The release of Apple’s iOS 10 has reignited the recurring debate over this year’s batch of emojis—and for good reason; according to Swyft Media, six billion emojis are sent every day. This is mind-boggling when you think about it, and the impact of so many pictograms on language is equally baffling.
While some cynics suggest we are regressing to hieroglyphics or abandoning the written word altogether, the reality is much less apocalyptic. Rather than causing us to toss aside poetry and literature in favor of the heart eyes or cry laughing emoji, emojis are actually proof of linguistic advancement through technology.
Not unlike the advent of the printing press, emojis have broadened the scope of what a language could do for its speakers. Emojis create context in written communication in a way that has been next to impossible for centuries. We no longer have to guess if the sender of a message is laughing, giving you the side eye, or flirtatiously winking—you see a physical representation of that subtlety and context right on the screen. In this way, emojis have made written language visual like nothing before.
They also provide us with a kind of global super-language. Emojis have become a kind of lingua franca in global pop culture, maybe even more than English or Chinese. One doesn’t have to speak any foreign languages to understand what an emoji means; its meaning is intrinsic. Since this form of communication is so widespread as a result of the Internet, emojis are giving speakers of other languages a step into spaces previously dominated by speakers of major languages. Because of emojis, we can see cross-cultural communication reaching new heights.
All this impact then begs the question, how influential are Apple and Unicode if they single-handedly control the linguistic force of our time? The iOS 10 emojis feature several manifestations of a socially liberal slant; most notably, the inclusion of female professional and athletic emojis and the switch from the pistol emoji to a water gun as a stand against gun violence. While changing a few pixels on a screen obviously isn’t going to solve gender equality or senseless gun violence, it is a powerful symbolic gesture.

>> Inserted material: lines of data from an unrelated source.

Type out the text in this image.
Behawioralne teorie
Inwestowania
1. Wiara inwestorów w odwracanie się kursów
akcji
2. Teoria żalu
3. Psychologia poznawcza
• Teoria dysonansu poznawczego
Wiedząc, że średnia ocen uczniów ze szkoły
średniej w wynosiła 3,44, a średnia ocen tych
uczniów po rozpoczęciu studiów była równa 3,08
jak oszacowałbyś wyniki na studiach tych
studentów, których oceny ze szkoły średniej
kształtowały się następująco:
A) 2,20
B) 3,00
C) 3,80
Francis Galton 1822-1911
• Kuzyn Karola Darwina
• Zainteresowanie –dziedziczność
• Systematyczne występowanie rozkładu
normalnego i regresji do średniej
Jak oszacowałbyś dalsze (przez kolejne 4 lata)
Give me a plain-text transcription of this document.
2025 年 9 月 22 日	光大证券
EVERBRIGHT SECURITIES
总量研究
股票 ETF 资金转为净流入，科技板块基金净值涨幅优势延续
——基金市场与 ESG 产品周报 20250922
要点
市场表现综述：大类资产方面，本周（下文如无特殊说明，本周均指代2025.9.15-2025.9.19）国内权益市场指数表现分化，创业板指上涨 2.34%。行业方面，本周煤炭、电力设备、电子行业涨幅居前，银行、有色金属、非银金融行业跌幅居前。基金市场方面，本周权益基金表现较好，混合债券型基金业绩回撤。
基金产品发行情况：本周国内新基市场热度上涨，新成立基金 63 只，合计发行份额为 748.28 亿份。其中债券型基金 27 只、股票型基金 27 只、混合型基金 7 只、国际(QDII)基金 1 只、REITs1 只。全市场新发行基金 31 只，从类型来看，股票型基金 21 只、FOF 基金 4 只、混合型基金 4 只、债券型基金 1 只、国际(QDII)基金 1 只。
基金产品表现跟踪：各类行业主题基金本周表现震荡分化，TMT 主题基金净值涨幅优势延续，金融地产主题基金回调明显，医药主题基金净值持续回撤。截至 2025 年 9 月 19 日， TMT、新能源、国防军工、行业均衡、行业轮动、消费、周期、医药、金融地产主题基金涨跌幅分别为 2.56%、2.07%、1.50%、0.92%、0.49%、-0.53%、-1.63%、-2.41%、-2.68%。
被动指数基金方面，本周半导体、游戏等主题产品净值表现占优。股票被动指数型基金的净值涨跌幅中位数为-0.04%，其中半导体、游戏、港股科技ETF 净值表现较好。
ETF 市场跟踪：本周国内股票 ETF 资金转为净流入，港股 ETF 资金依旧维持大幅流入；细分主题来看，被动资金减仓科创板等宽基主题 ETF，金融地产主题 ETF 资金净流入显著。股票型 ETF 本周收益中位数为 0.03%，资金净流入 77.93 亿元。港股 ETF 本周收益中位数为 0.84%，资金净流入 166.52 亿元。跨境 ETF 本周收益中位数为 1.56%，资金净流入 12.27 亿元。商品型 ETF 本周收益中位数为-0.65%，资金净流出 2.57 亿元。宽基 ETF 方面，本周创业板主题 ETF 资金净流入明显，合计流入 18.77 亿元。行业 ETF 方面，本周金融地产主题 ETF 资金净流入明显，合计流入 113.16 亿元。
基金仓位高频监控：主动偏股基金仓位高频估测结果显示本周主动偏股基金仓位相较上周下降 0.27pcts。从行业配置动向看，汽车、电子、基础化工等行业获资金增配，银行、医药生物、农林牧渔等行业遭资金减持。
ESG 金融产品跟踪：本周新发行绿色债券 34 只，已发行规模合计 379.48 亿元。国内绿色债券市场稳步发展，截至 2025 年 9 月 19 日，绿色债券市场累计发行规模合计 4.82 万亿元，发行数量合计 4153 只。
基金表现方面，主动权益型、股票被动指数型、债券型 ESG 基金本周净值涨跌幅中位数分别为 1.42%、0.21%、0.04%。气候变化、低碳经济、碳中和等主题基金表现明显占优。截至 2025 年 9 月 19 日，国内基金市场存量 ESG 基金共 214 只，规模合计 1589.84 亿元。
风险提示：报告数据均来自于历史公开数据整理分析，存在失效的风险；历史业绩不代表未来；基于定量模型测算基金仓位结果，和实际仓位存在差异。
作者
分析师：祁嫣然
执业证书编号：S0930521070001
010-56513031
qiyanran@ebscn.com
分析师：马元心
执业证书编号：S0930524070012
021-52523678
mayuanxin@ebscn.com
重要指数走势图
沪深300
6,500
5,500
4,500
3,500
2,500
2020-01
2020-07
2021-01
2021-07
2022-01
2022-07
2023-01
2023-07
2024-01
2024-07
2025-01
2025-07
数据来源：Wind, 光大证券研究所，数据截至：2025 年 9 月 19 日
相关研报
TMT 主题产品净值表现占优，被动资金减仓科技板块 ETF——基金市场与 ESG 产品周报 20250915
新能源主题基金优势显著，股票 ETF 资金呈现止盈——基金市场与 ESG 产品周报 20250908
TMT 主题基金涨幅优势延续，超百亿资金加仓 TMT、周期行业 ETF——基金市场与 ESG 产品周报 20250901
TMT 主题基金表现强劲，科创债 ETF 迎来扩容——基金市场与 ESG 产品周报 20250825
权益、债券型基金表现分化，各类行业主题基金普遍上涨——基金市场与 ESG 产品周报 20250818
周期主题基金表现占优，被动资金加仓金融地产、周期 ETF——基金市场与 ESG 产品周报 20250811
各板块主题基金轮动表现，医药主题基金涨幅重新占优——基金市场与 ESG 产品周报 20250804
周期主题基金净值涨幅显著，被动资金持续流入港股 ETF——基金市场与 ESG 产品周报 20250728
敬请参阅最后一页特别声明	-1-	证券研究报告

This is compounded by the fact that Apple is the poster child for an all-American success story, build-it-from-the-ground-up kind of business, and thus anything Apple does is presented to the rest of the world as, at least partially, a part of American culture. By taking so strong a stance on hot-button issues in American politics, Apple is inviting the rest of the world to think critically about our sociopolitical failures. The change essentially guarantees a global discussion of what sorts of things are acceptable for our governments and cultures.
Those on the other side of such political issues criticize Apple for imposing a liberal worldview on iPhone users everywhere. But, really, as the curators of a new global language, don’t Apple and Unicode have a responsibility to represent the social climate of the times? Of course, Apple and Unicode are private companies, and private companies have the right to express their beliefs as long as they do not infringe on the rights of others. But what Unicode creates is more than a product—it’s a synthetic language, and languages reflect the values of the speakers. In this case, the speakers are a generation of global youth with a newfound commitment to social justice issues and a fervor for equal representation. So, Apple not only has the right but perhaps the obligation to shape the conversation around social controversies as it did with iOS 10, because they are the heralds of a new era, not only of technology, but of thought.
When it comes down to it, though, emojis may simply be too new, too lacking in linguistic and social heritage, for us to have any good answers to the questions posed after every iOS launch. What we do know is that emojis have invaded our zeitgeist, and they are so much more than useless teen speech. They embody a profound cultural shift toward mass representation and the inclusion of diverse voices.